In-plane uniformity (luminance: cd / cm ² ) = ((2) + (4) + (6) + (8)) / 4-((1) + (3) + (5) + (7) + (9)) / 5

(Adhesion)
At the end of the polarizing plate, a cutter edge was inserted between the polarizer and the transparent protective film. In the insertion portion, the polarizer and the transparent protective film were gripped and pulled in opposite directions. At this time, when the polarizer and / or the transparent protective film was broken and could not be peeled off, the adhesion was judged to be good: “◯”. On the other hand, when a part or all peeled between the polarizer and the transparent protective film, the adhesion was poor: “x” was judged.

(Peeling amount)
A sample was prepared by cutting the polarizing plate so as to be 50 mm in the absorption axis direction of the polarizer and 25 mm in the direction perpendicular to the absorption axis. The sample was immersed in warm water at 60 ° C., and the amount of peeling (mm) at the end of the sample was measured over time. The amount of peeling (mm) was measured with a caliper. The amount of peeling (mm) after 5 hours is shown in Table 1.

(Appearance evaluation: Knick defect)
A sample was prepared by cutting out the polarizing plate to be 1000 mm × 1000 mm. A sample polarizing plate was placed under a fluorescent lamp. Another polarizing plate was installed on the light source side of the polarizing plate of the sample so that the respective absorption axes were perpendicular to each other, and in this state, the number of points through which light was lost (knic defects) was counted.

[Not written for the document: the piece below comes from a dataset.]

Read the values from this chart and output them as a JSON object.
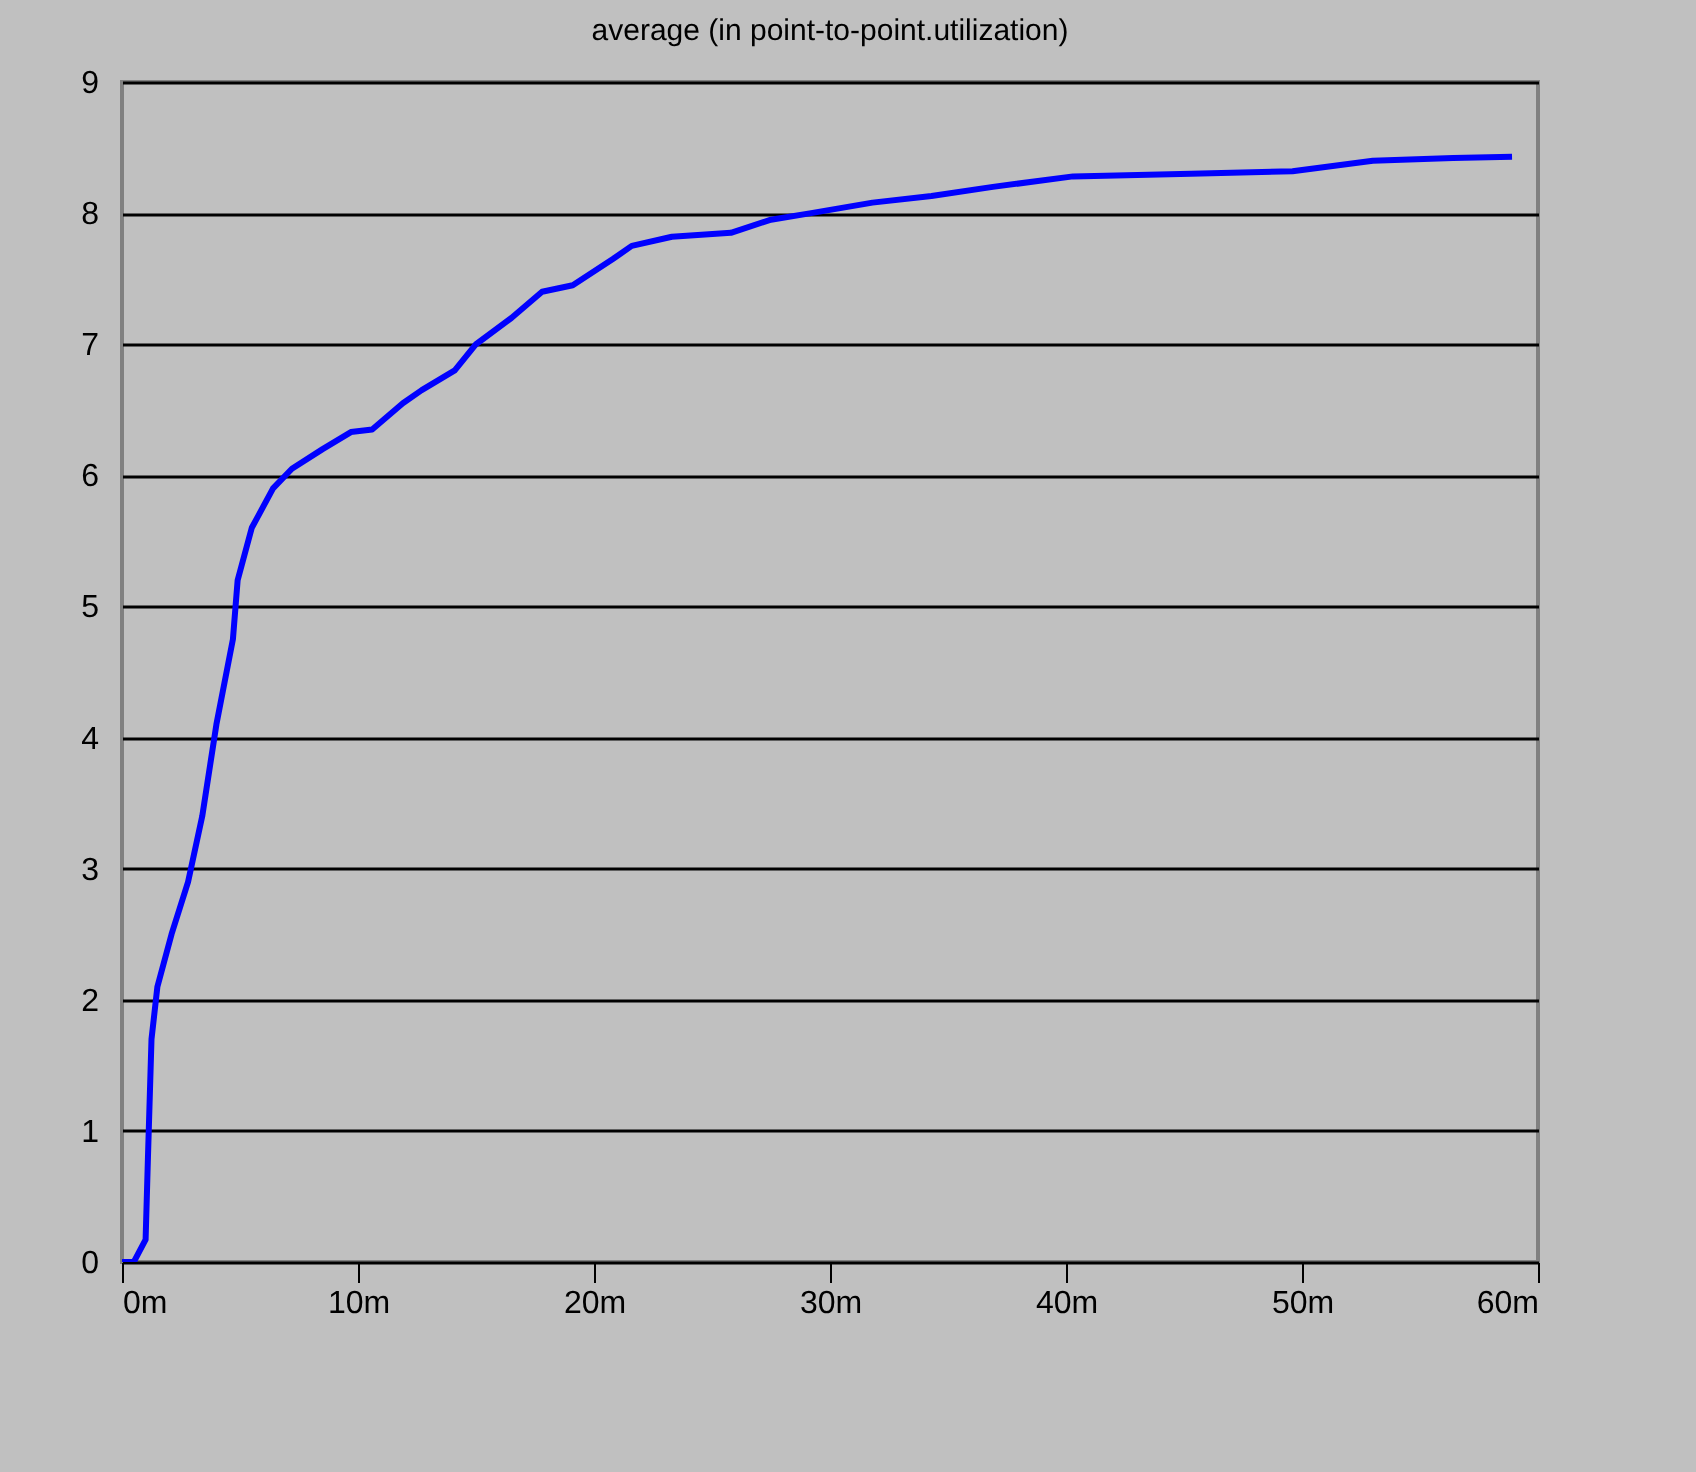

It is a schematic sectional drawing for demonstrating the polarizing plate by typical embodiment of this invention. It is a schematic sectional drawing of the liquid crystal panel by preferable embodiment of this invention. The measurement part of the brightness | luminance of a liquid crystal panel based on evaluation of the display nonuniformity of an Example is shown.

Explanation of symbols

DESCRIPTION OF SYMBOLS 10 Polarizing plate 11 Polarizer 12, 12 ′ Adhesive layer 13 Laminated film A, B Transparent protective film D Liquid crystal optical compensation layer 20 Liquid crystal cell

Claims (10)

A polarizing plate having an adhesive layer, a transparent protective film A and a liquid crystal optical compensation layer in this order on one side of a polarizer, and an adhesive layer and a transparent protective film B in this order on the other side,
The liquid crystal optical compensation layer is a liquid crystal optical compensation layer obtained by tilting the optical axis of liquid crystal, and
At least one of the transparent protective film A and the transparent protective film B contains a (meth) acrylic resin having a glutarimide unit and a (meth) acrylic acid ester unit, and has an in-plane retardation of 40 nm. The polarizing plate is characterized by having a thickness direction retardation of less than 80 nm. The adhesive layer is a resin solution containing a polyvinyl alcohol resin, a crosslinking agent, and a metal compound colloid having an average particle size of 1 to 100 nm, and
2. The polarized light according to claim 1, wherein the metal compound colloid is formed from an adhesive for polarizing plates blended at a ratio of 200 parts by weight or less with respect to 100 parts by weight of the polyvinyl alcohol resin. Board.   The polarizing plate according to claim 2, wherein the metal compound colloid is at least one selected from alumina colloid, silica colloid, zirconia colloid, titania colloid and tin oxide colloid.   4. The polarizing plate according to claim 2, wherein the metal compound colloid has a positive charge.   The polarizing plate according to claim 4, wherein the metal compound colloid is an alumina colloid.   The polarizing plate according to claim 1, wherein the (meth) acrylic resin further has an aromatic vinyl unit.   The polarizing plate according to claim 1, wherein the (meth) acrylic resin further contains a styrene resin.   The polarizing plate according to claim 1, wherein the liquid crystal optical compensation layer is a discotic liquid crystal layer.   9. An optical film, wherein at least one polarizing plate according to claim 1 is laminated.   An image display device comprising the polarizing plate according to claim 1 or the optical film according to claim 9.